Asked 6 days ago, Updated 6 days ago, 1 views

``````nx,ny = 0,0 #startcoordinates

for i in range(n):
result = 0
for _ in range(7):
ax = int(random.randrange(1, 16))
ay = int(random.randrange(1, 16))
distance = math.sqrt(abs(ax - nx) **2 + abs(ay - ny) **2)
Cumulative distance at result += distance #result
nx = ax #Put in the variable because the next distance must be the previous distance
ny = ay
distance = math.sqrt(abs(ax) **2 + abs(ay) **2) #sum the distance returned from the last coordinate to the origin
Result += distance # Cumulative distance in result

arr1.append(result)
a = np.array([arr1])
AVG = np.mean(a) #Mean the simulation

for i in range(n):
result = 0
for _ in range(2):
bx = int(random.randrange(16, 41))
by = int(random.randrange(16, 41))
distance = math.sqrt(abs(bx - nx) **2 + abs(by - ny) **2)
Cumulative distance at result += distance #result
nx = bx #Put in the variable because the next distance must be the previous distance
ny = by
distance = math.sqrt(abs(bx) **2 + abs(by) **2) #sum the distance returned from the last coordinate to the origin
Result += distance # Cumulative distance in result

arr2.append(result)
a = np.array([arr2])
AVG = np.mean(a) #Mean the simulation

for i in range(n):
result = 0
for _ in range(1):
cx = int(random.randrange(41, 101))
cy = int(random.randrange(41, 101))
distance = math.sqrt(abs(cx - nx) **2 + abs(cy - ny) **2)
Cumulative distance at result += distance #result
nx = cx #Put in the variable because the next distance must be the previous distance
ny = cy
distance = math.sqrt(abs(cx) **2 + abs(cy) **2) #sum the distance returned from the last coordinate to the origin
Result += distance # Cumulative distance in result

arr3.append(result)
a = np.array([arr3])
AVG = np.mean(a) #Mean the simulation
``````

Hi, how are you?

We're going to randomly pick the x and y coordinates to find the distance between them I was wrong

As shown in this figure, 7

on the (15-15) coordinates

Two on (40~40) coordinates excluding (15~15)
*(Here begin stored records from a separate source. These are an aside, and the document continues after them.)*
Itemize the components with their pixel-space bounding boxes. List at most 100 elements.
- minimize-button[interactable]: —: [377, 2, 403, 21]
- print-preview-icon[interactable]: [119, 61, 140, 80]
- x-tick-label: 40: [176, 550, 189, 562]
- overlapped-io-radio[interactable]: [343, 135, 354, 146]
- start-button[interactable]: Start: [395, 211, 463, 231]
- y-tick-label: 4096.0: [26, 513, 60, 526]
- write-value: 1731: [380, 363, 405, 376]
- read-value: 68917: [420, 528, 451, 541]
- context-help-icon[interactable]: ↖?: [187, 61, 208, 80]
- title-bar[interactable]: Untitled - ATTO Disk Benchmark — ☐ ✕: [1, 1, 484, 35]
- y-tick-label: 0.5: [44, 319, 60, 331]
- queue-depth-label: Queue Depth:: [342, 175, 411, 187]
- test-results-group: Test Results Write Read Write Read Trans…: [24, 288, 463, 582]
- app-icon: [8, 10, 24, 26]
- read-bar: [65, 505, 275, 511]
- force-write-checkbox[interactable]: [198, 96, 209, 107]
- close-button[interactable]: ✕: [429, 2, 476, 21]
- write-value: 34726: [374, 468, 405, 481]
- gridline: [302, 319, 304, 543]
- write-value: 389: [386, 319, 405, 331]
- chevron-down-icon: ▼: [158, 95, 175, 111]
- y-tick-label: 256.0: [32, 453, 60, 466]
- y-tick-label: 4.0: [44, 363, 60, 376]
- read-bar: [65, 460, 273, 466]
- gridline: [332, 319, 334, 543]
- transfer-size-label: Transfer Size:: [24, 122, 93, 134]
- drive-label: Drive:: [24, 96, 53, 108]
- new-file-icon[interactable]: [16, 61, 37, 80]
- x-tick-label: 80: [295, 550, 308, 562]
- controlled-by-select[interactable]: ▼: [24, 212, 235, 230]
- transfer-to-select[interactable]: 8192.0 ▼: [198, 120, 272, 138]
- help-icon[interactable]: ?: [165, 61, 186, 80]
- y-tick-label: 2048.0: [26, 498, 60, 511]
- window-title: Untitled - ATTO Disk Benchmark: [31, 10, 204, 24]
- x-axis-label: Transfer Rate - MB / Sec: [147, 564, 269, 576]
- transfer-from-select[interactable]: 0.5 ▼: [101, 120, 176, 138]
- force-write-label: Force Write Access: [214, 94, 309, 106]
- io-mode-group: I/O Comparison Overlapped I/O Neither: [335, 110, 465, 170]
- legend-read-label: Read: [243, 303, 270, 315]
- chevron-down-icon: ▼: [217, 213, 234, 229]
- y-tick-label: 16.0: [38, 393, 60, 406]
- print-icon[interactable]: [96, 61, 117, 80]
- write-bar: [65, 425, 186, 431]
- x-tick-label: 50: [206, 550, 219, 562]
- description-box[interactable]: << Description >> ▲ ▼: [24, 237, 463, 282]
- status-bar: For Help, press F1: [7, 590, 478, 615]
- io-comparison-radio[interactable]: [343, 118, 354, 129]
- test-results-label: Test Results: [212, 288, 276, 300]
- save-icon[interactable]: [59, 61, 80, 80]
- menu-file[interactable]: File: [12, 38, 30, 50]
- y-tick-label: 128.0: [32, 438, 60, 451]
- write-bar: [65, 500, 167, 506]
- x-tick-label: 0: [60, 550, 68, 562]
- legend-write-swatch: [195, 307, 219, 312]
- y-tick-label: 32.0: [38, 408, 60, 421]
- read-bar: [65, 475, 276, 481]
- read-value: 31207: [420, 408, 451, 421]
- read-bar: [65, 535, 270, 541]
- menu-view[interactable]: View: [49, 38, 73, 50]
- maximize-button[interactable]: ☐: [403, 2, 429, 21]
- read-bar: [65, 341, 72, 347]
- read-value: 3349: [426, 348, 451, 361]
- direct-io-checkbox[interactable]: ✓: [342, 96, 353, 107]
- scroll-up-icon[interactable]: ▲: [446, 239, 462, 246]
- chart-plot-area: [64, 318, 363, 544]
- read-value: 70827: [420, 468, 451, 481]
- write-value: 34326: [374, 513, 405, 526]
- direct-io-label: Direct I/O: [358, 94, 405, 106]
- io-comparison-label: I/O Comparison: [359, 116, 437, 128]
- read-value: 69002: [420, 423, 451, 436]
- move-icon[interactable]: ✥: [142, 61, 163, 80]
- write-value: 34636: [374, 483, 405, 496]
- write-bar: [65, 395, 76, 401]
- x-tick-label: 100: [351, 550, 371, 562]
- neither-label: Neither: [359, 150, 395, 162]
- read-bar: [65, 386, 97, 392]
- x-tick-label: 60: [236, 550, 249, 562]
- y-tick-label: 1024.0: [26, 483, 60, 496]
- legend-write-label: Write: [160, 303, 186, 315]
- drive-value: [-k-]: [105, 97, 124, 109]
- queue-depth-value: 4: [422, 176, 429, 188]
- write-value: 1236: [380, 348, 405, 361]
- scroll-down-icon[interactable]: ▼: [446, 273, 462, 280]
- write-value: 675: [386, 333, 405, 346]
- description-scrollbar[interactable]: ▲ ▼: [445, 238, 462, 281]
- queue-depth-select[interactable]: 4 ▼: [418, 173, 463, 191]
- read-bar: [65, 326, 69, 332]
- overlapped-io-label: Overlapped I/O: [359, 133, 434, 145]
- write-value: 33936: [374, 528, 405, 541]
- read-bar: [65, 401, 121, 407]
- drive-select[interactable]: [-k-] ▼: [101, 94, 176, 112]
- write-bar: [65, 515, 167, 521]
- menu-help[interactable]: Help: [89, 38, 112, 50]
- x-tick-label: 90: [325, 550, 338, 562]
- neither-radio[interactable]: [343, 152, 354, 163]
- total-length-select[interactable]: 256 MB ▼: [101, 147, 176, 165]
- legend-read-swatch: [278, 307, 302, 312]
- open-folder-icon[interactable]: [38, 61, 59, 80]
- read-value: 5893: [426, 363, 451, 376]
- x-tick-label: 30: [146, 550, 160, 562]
We tried to derive one from (100-100) coordinates excluding (40~40) but

It was a stupid way to derive this...

Can you find an expression to draw the coordinates shown in the picture above?

python

2022-09-20 14:39

`````` As shown in the figure (15 to 15) 7 on coordinates
2 on [*1] (40~40) coordinates excluding (15~15)
[*2] (100-100) coordinates excluding (40~40) were trying to derive one of these
``````

I think you can just code the words above.

``````import random
ax,ay = 0, 0
while(True): #16x16
ax = int(random.randrange(1, 16))
ay = int(random.randrange(1, 16))
break

while(True): #40x40
ax = int(random.randrange(1, 40))
ay = int(random.randrange(1, 40))
if not (ax < 16 and ay < 16): break # [*1]
#Exit if not in 16x16 rectangle

while(True): #100,100
ax = int(random.randrange(1, 100))
ay = int(random.randrange(1, 100))
if not ( ax < 40 and ay < 40 ): break # [*2]
#Exit if not in 40x40 rectangle
``````

2022-09-20 14:39

Collecting all three from one roof.

``````
import random

A, B, C = [], [], [] # A will store small square areas, middle areas in B, and random coordinates in C.

while True:
x, y = random.randrange(1, 101), random.randrange(1, 101)
# # print(x, y)
If (x <=15) and (y <=15): # The additional field is the square area
if len(A) < 15:
A.append((x, y))
elif (x <=40) and (y <=40): # Intermediate area
if len(B) < 2:
B.append((x, y))
else: # Rest of Area
if len(C) < 1:
C.append((x, y))
If (len(A) == 15) and (len(B) == 2) and (len(C) == 1): # If A, B, and C are gathered as much as you want, exit the loop.
break

for x, y in A:
# # do your math for A
for x, y in B:
# # do your math for B
for x, y in C:
# # do your math for C
``````

You can pick randomly first, and since you have gathered them, you can pick one for each area and continue to do what you want. OK?